1) Prima cosa, let’s talk about shoes: neanche questa volta sono riuscita a buttare le Roger Vivier più scomode della storia del mondo. Una durezza che verrebbero le vesciche anche a chi ha i piedi di pietra.
Sono sedici anni che le sposto da una casa all’altra e sedici anni che tento di buttarle, ma poi le rimetto nell’armadio. Questa volta hanno passato pure la notte fuori, nei sacchi neri dell’immondizia che stanno davanti all’uscio di casa, ma poi la mattina dopo sono andata a ravanarci dentro e me le sono riprese. Ecchecavolo, tutto quello stile nella spazzatura proprio no. L’intento c’era ma non ce l’ho fatta. Coscienza a posto, scarpe pure.
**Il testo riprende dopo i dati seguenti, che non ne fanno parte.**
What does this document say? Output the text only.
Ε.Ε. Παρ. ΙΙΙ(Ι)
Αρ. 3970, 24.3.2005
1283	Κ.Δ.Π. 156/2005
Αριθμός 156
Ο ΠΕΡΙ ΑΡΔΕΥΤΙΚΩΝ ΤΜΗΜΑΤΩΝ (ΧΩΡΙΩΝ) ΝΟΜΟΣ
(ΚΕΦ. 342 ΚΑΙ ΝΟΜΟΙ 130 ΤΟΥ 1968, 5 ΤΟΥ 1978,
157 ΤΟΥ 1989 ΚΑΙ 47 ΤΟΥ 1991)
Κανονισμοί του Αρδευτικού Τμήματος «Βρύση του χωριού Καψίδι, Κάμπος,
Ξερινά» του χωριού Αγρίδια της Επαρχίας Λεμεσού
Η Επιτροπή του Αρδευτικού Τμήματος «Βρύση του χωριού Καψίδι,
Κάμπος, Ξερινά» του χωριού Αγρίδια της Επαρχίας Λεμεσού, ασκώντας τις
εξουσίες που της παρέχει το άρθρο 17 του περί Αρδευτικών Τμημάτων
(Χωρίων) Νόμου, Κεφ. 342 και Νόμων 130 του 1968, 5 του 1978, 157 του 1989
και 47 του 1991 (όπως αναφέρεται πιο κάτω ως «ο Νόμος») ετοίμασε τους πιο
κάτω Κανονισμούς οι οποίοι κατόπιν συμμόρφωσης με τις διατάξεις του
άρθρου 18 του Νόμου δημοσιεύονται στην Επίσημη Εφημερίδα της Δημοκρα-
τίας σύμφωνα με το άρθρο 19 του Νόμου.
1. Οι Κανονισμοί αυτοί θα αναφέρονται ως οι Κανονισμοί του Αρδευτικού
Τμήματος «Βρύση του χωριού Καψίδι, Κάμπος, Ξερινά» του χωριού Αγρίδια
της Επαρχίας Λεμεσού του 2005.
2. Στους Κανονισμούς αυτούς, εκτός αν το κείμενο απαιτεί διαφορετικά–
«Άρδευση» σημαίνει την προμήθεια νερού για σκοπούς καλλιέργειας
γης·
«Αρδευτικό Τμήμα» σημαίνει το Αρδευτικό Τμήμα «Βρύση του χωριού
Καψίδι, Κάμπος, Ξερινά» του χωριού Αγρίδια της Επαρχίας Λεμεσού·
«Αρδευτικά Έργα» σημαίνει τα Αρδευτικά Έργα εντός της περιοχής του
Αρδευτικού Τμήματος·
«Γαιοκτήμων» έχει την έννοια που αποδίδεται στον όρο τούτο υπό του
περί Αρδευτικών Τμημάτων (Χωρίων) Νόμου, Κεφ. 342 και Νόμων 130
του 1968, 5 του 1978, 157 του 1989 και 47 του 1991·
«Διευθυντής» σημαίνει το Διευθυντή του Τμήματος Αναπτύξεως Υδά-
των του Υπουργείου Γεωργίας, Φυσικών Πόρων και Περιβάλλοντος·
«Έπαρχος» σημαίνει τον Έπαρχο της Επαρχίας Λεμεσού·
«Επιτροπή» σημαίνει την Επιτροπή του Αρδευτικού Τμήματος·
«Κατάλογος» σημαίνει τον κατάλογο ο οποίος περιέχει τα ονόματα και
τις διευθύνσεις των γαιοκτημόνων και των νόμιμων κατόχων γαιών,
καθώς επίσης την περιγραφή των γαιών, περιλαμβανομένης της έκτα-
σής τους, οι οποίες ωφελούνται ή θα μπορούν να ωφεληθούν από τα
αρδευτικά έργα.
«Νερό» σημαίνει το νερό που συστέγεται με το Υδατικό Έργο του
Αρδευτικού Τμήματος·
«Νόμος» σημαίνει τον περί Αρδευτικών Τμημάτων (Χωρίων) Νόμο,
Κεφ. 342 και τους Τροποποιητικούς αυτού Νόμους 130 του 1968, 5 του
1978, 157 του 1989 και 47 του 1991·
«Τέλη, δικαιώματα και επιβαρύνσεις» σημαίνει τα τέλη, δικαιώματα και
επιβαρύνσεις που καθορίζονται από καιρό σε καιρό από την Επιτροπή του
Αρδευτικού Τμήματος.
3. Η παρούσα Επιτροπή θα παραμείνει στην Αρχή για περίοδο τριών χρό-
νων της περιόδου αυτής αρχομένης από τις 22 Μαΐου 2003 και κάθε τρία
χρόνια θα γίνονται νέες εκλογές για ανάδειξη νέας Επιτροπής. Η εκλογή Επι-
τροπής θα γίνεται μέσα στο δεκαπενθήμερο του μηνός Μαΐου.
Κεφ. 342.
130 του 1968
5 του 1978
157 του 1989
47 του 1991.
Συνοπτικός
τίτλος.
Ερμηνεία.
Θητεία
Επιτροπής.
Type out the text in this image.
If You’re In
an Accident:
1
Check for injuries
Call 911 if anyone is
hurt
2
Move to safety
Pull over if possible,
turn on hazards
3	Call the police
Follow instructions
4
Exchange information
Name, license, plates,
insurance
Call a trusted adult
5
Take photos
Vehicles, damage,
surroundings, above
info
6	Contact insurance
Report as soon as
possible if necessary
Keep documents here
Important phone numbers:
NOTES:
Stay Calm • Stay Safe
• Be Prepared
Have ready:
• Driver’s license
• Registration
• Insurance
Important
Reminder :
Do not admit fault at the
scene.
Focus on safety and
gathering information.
2) La pasta. Nel sistemare i viveri nei pensili della nuova cucina ho scoperto che avevo un pacco di tagliatelle al kamut che scadevano nel 2005. Non trovo scioccante il fatto che andavano mangiate 12 anni fa, quanto piuttosto che io me le sia portate dietro per tutto questo tempo. Se scadevano nel 2005, significa che sono venute a Londra con me la prima volta nel 2006, che sono tornate in Italia nel 2009, che hanno fatto ben tre traslochi a Milano tra il 2010 e il 2015 e che nel maggio di quell’anno hanno traslocato a Londra nuovamente. Bè ovvio che a questo punto non si butteranno via mai più, che la tagliatella al kamut è, e sempre sarà, la mascotte dei miei traslochi e che potrei pensare anche di esporre il pacco nella vetrinetta della living room.
3) I giochi di viola. Ora questa è stata la parte più scioccante e tragica del trasloco. Il ragazzo a cui è malauguratamente toccato di impacchettare e poi spacchettare ogni singolo oggetto della playroom di Viola (che corrisponde più o meno ai metri cubi di tutto il reparto toys di Harrods), il giorno dopo ha fatto causa all’azienda per esaurimento nervoso fulminante. Quando è arrivato era sorridente, poi lo abbiamo visto spegnersi giorno per giorno. Il terzo giorno, è resuscitato, direttamente.
E comunque il numero di scatole di giochi batte il numero di scatole delle mie scarpe 100 a 50. Ho perso il primato, che credo non riconquisterò mai più. Anche perché Viola passerà in un attimo dai giochi alle scarpe con il tacco … e non si sa mai che poi a buttare le mie Vivier ci pensi direttamente lei!